Reviews

James Blake
Assume Form

(Polydor)

5/10

Falling in love could be a bad career move for an artist who’s built his reputation around minimal electronic emo. On his fourth album ‘Assume Form’, however, James Blake shrugs off his cloak of isolation and depression to embrace his relationship with actor and DJ Jameela Jamil. The 12 tracks don’t precisely chronicle the Londoner’s newly opened emotions but there’s a quickening of the musical pulse that replaces his erstwhile glacial crawl with a sound approximating soulful warmth.

This is most obvious on ‘Can’t Believe The Way We Flow’, which is built around a sample from R&B vocal group The Manhattans. The harmonies swoon while Blake appears to be pinching himself in disbelief at his good fortune. It’s a technique that’s repeated on ‘I’ll Come Too’, the rhapsodic strings tracking Blake as he promises to follow Jamil from “the brink” to LA.

The brink is one of many references to mental health: on ‘Power On’ he remembers that “I thought I might be better dead / I was wrong” while on ‘Where’s The Catch?’ he’s anxious that “everything’s rose” won’t last. Featuring Outkast’s André 3000, it’s one of four tracks on which he calls in favours after his spate of production credits for A-list stars.

The collaborators may help him to break into the US charts but ‘Mile High’, guesting Travis Scott and Metro Boomin, and ‘Tell Them’, with Moses Sumney, walk perilously close to generic R&B. The use of guest vocalists also creates a disconnect between the vulnerably open lyrics and Blake.

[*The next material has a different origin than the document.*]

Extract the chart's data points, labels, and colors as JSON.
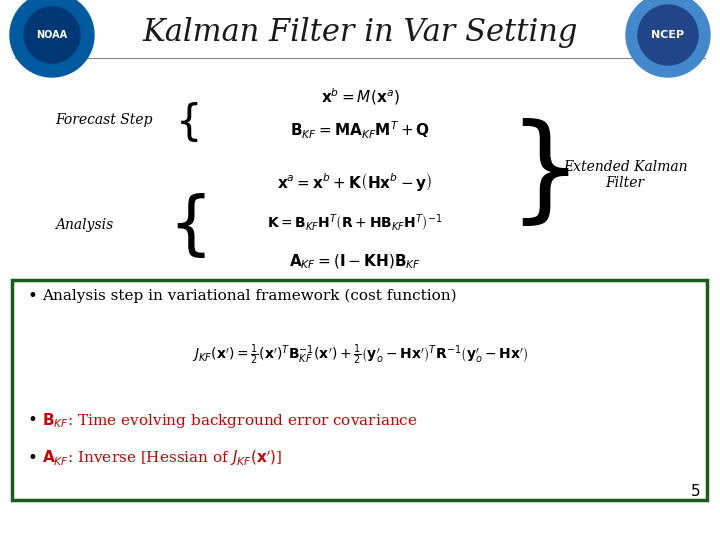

The exception to this is ‘Barefoot In The Park’, on which flamenco artist Rosalía adds passion to spacious beats and harmonies.

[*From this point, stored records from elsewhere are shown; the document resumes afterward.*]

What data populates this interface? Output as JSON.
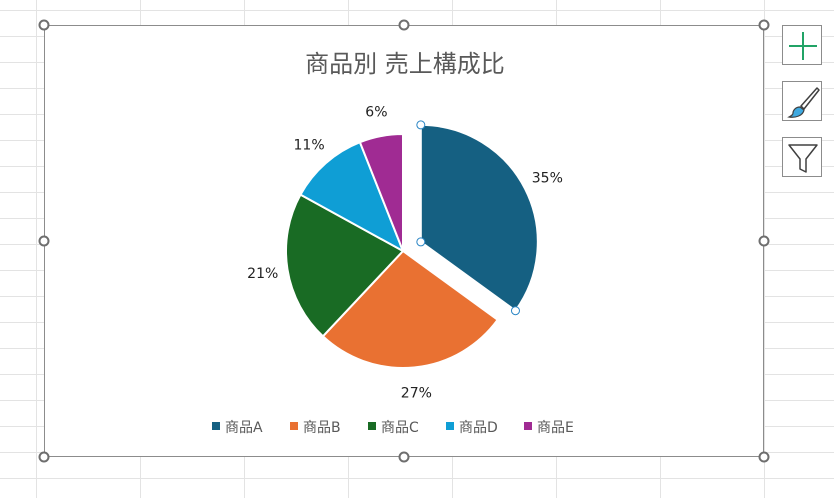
{
  "colors": {
    "accent_green": "#21a366",
    "handle_border": "#6e6e6e",
    "sheet_grid": "#e3e3e3"
  },
  "toolbar": {
    "add_element_icon": "plus-icon",
    "style_icon": "brush-icon",
    "filter_icon": "funnel-icon"
  },
  "chart_data": {
    "type": "pie",
    "title": "商品別 売上構成比",
    "categories": [
      "商品A",
      "商品B",
      "商品C",
      "商品D",
      "商品E"
    ],
    "values": [
      35,
      27,
      21,
      11,
      6
    ],
    "labels": [
      "35%",
      "27%",
      "21%",
      "11%",
      "6%"
    ],
    "colors": [
      "#156082",
      "#e97132",
      "#196b24",
      "#0f9ed5",
      "#a02b93"
    ],
    "exploded_series": "商品A",
    "legend_position": "bottom",
    "selected": true
  }
}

If these tracks have more muscle than usual, his assumed form slides into jazzy piano work that’s contemporised by the sharp beats, jittery percussion and pitch-shifted backing vocals on the title track, ‘Are You In Love?’ and ‘Don’t Miss It’. Their traditional singer-songwriter structure collapses completely on final track ‘Lullaby For My Insomniac’, a woozy haze of synth and layered vocals that finds him content to let go of introspection and let in love.